Tobacco free nicotine pouches are used in the same way as snus.

He said the big advantage of tobacco-free oral nicotine over snus is that it does not contain tobacco. Instead, modern technology is used to extract nicotine and deliver it to consumers tobacco-free. This effectively eliminates the TNSAs altogether.

The webinar was organised by Campaign for Safer Alternatives (CASA), which is a pan-African non-governmental member organisation dedicated to achieving 100 per cent smoke-free environments in Africa.

Mr Joseph Magero, Chairman of CASA - Africa, concurred with Mr Befrits, saying tha that Africa has 77 million smokers, most of whom have never heard of snus or modern nicotine pouches.
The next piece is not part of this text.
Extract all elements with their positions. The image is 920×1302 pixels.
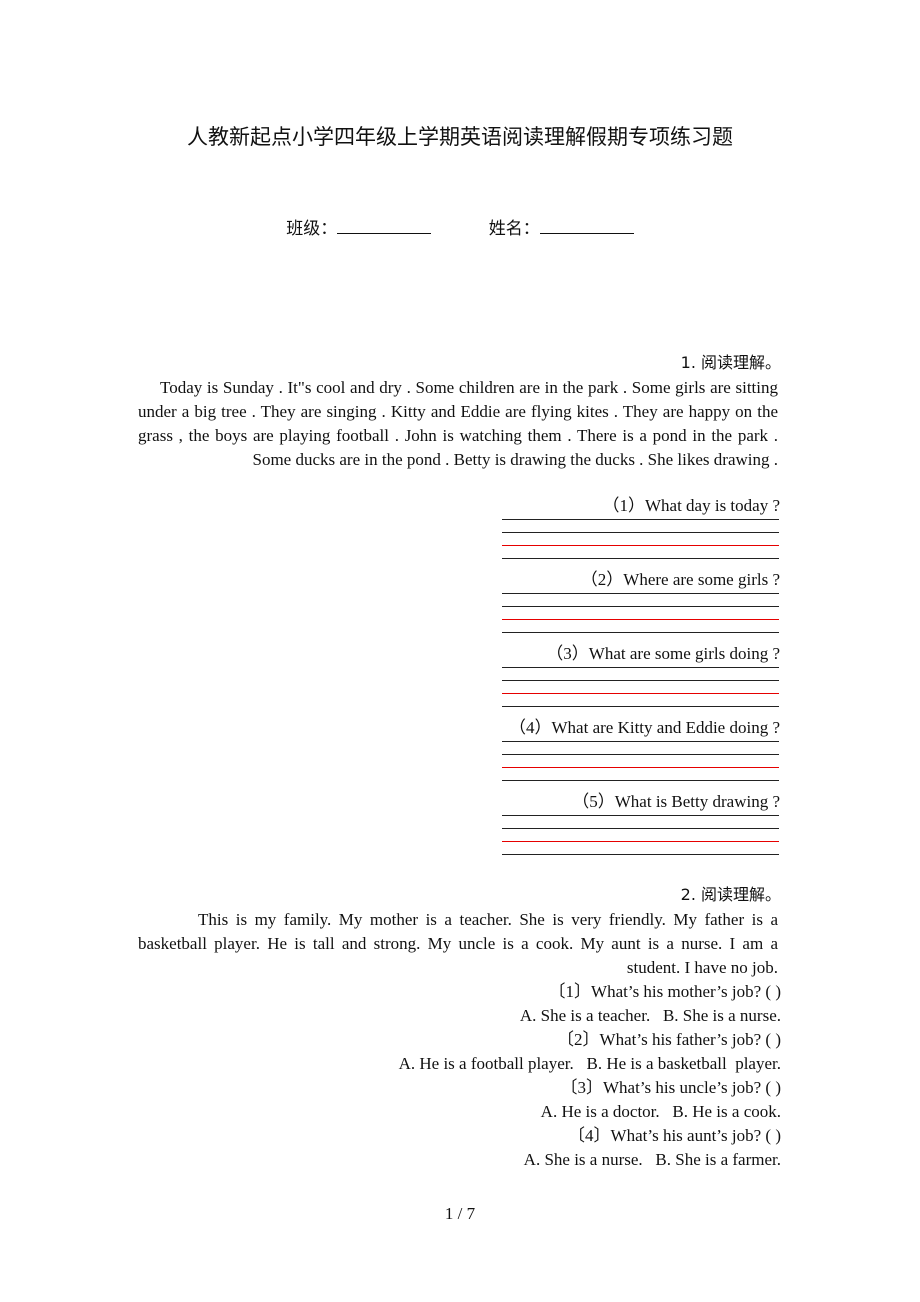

He also said that those decrying snus and oral nicotine products have not kept the pace with changes in product composition and the latest evidence, much less do they understand the differences between the products.

Mr Magero said governments have a responsibility to make sure that current smokers are aware of and have access to Tobacco Harm Reduction products.

Tobacco Harm Reduction (THR), is a tobacco harm reduction advocacy and awareness a campaign based in Kampala -Uganda. Their core mandate is to end cigarette and save smokers lives by creating awareness of existing safer nicotine alternatives and is part of Campaign for Safer Alternatives.